Wednesday, October 24, 2007

Reformed orthodoxy and the art of propaganda

Dick Gaffin, in his essay in The Faith Once Delivered, warns of the "widespread but severely distorting model abroad today for reading the history of theology since the Reformation, especially its sweepingly negative assessment of seventeenth-century Protestant orthodoxy."

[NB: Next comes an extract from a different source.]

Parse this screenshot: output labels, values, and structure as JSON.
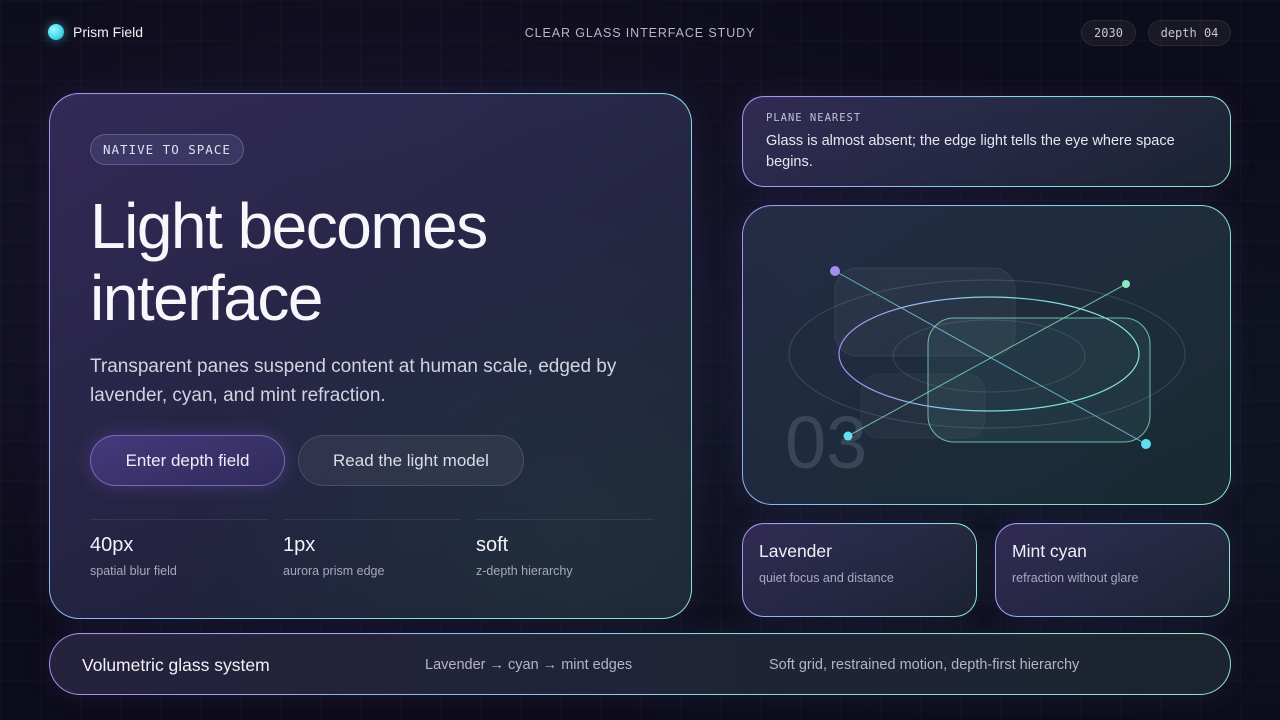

He follows this up with an illuminating footnote (which I have adapted). The model can be set out as follows:

Creation:

the Reformation


The Fall:

seventeenth-century orthodoxy


The effects of the Fall:

eighteenth-century rationalism and nineteenth-century liberalism

[MD: you could also add twentieth century fundamentalism/conservative evangelicalism, in the eyes of some this is further evidence of the Fall]

Redemption:

primarily Karl Barth and the trends he initiated


Gaffin contin
ues:
On this view Reformed orthodoxy brings little other than the darkening clouds of medieval synthesis with its baleful dualisms, reappearing after the temporary respite brought by the bright sunshine of the Reformation. Characteristically, this theology is branded with the pejoratives "scholastic" and "scholasticism" (though it is remarkable how seldom an effort is made to define these labels; presumably they are self-evidently bad).

Under attack here, if we need reminding of what is obviously at stake, are the biblical integrity and continuing viability of major Reformed confessions such as the Canons of Dordt and the Westminster Standards, which stem from this "scholastic" mind-set.